Pagan Night

Pagan Night party theme - thumbnail image

I wanted my Halloween party to be a little different from previous ones. I did some research on the internet and learned that Halloween or Samhain, is the Celtic Pagan equivalent of New Year. The festivities last from sundown to sunrise and focus on honouring and remembering the spirits of our ancestors. Traditional Irish folklore says that this is the time when the 'veil' between the living and the dead is at its thinnest, so ghosts, vampires and zombies are more able to enter our world and mingle with the living.

I wrote the invitations in calligraphic handwriting using thick gold ink on jet black writing paper. I bought gold glitter, glue, and Halloween stickers from the local party shop and decorated each invitation individually. After adding the location, date and time I sent out the invitations in black envelopes. I had added that guests should come in Halloween costume and also bring something a dish with a "harvest" theme as well as a small pumpkin to carve.

One of the things I most needed was a fire, which according to folklore was necessary to ward off evil spirits. Since the Pagan festival of Samhain is about rebirth and renewal, the ancient Celts ritually cleansed themselves of negativity by jumping through a fire. I couldn't very well build a bonfire in my backyard, but I could dig a fire pit and create a decent campfire for us to jump over. I carefully removed a patch of grass from the center of the garden and dug a small pit then ringed it with rocks I took from the river bed. I collected some firewood from the foods nearby and put it in the pit. For safety, I filled a five gallon bucket with water and placed it nearby.

I rented a canopy tent to set over the food table. I set up camping tent for the guests to go inside for their individual séances. I had hired a medium for the party who would attempt to contact one deceased relative for each of the guests. The camp tent was lit by Jack-o-lantern and filled with pillows and cushions covered by remnants of velveteen I picked up at the fabric shop.

I covered the food table with an autumn leaf print table cloth. I laid out a variety of Halloween themed food: Blood Soup (made from tomatoes and chilli), chicken and pumpkin stew, Halloween biscuits with iced scary faces, marshmallow ghosts, cheese eyeballs, toffee apples and cider punch amongst other things. From my research I also learned how to make cloved fruit and set out a bowl of apples and pears in which I stuck pieces of clove. In pagan tradition, if you found a clove, you had to pass from your mouth to another person's mouth without using your hands. That person had to pass it on to someone else and so on.

The first activity after the guests arrived was pumpkin carving. A few guests started throwing pumpkin goo and seeds at each other and I snapped a few good action pictures. All the seeds were collected and placed on cookie sheets and baked in the oven. There were tons of seeds and we munched on them all night along with the other delicious Halloween dishes brought by the guests.

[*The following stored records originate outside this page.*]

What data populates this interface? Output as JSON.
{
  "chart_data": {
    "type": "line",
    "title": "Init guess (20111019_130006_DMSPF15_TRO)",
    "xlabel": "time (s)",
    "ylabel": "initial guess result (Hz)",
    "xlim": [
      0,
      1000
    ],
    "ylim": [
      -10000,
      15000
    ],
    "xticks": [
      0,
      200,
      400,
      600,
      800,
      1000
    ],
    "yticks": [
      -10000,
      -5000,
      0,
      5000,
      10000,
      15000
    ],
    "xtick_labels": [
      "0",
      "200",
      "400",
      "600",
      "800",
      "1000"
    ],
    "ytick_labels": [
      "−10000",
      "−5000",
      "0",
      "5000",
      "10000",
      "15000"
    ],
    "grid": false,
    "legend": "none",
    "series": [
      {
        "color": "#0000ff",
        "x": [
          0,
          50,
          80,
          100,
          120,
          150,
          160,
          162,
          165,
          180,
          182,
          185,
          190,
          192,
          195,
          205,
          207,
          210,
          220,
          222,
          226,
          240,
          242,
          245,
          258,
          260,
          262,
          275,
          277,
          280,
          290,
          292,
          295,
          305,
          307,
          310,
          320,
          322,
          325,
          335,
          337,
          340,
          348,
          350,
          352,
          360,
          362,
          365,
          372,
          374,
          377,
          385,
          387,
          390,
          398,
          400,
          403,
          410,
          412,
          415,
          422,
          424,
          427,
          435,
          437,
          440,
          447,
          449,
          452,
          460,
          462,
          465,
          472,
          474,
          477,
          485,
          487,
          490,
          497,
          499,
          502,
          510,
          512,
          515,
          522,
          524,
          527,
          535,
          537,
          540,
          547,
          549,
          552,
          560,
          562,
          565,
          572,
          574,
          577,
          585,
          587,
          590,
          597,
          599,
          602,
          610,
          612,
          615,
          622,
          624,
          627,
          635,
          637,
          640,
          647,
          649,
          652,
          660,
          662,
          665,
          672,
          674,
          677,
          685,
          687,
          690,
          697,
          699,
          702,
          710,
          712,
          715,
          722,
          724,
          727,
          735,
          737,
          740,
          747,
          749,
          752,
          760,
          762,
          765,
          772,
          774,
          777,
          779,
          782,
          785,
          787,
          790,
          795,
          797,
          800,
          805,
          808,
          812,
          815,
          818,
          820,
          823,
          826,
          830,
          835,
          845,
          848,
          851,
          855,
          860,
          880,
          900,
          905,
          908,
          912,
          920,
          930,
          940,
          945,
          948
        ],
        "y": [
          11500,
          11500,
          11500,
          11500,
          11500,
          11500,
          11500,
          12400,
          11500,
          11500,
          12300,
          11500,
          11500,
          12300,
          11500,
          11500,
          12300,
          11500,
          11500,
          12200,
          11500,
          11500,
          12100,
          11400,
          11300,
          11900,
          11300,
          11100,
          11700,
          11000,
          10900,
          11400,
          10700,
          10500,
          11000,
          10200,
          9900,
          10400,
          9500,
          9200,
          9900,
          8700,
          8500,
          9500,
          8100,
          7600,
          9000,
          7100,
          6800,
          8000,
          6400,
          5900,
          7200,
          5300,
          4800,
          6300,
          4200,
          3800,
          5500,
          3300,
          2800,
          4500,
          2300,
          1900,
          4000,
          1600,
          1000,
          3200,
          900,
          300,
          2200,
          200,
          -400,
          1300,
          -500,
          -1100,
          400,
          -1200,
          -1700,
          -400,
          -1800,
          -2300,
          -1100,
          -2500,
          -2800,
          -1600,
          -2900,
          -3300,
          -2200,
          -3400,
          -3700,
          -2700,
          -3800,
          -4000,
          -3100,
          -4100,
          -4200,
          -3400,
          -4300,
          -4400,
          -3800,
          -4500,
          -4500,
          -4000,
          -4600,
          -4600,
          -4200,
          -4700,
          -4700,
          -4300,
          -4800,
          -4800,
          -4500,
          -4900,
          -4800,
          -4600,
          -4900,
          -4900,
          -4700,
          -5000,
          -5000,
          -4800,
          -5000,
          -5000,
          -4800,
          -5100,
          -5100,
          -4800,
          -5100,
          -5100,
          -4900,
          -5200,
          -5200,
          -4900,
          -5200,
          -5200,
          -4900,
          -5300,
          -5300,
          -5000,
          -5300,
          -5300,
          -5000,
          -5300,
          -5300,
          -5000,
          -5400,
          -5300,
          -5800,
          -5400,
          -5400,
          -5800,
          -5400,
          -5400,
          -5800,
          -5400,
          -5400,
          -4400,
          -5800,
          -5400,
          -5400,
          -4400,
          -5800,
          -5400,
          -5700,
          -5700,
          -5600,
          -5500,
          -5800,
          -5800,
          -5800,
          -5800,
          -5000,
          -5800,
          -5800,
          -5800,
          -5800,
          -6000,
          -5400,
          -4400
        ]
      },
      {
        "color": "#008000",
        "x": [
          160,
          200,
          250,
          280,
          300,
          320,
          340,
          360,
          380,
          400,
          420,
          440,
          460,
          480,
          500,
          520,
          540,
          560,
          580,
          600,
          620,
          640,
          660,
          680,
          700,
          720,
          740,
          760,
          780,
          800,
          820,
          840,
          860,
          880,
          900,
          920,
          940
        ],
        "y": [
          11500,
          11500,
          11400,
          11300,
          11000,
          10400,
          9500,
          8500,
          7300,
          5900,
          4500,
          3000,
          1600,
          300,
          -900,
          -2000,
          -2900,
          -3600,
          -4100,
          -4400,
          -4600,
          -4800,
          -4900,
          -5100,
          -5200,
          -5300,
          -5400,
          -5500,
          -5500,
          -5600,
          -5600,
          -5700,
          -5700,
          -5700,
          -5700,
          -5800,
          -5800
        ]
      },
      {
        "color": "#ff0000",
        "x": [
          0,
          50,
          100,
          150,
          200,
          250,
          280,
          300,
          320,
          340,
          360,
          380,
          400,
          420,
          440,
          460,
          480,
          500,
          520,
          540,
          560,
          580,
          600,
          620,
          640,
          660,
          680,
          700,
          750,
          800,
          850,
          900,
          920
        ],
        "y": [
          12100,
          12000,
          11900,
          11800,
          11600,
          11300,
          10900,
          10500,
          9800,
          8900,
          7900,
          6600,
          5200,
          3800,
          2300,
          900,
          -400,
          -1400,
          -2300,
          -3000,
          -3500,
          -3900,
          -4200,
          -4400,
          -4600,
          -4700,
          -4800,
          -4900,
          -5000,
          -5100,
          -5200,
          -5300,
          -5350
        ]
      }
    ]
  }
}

I had prepared some booklets so we could all stand around the fire after it was lit and chant some traditional pagan chants for the New Year. The fire jump was the highlight of the party. We formed a circle around the fire and chanted our favorite songs (because none of us knew any pagan chants). Some people had to remove part of their costumes, but everyone took turns running toward the flames. Some bellowed or shouted as they jumped and everybody clapped and cheered when they landed safely on the other side.

Some of the guests entered the séance tent with a snigger, but then came out with looks of amazement at the way the medium channeled the spirits of their deceased relatives. My friend Jimmie said he didn't think he would take the medium seriously, but after just a few minutes he knew he was really talking to his grandmother's spirit because she always called him Shatzi. He said she told him she wasn't upset he hadn't been there when she died and she was also proud he was about to graduate from law school. There was no way I could have coached the medium ahead of time, because I didn't know Jimmie's grandmother called him by a nickname.

People sat around the fire singing and dancing and even passing cloves all through the night. One of my friends brought his guitar and strummed a few folk tunes. It was as if we were transported back to time when life was simpler and people's sense of family also extended to their friends as well as relatives. I think everyone went away with a lot of new memories and stronger friendships as well as a lot of pumpkin seeds. The party was different, just as I had wanted it to be.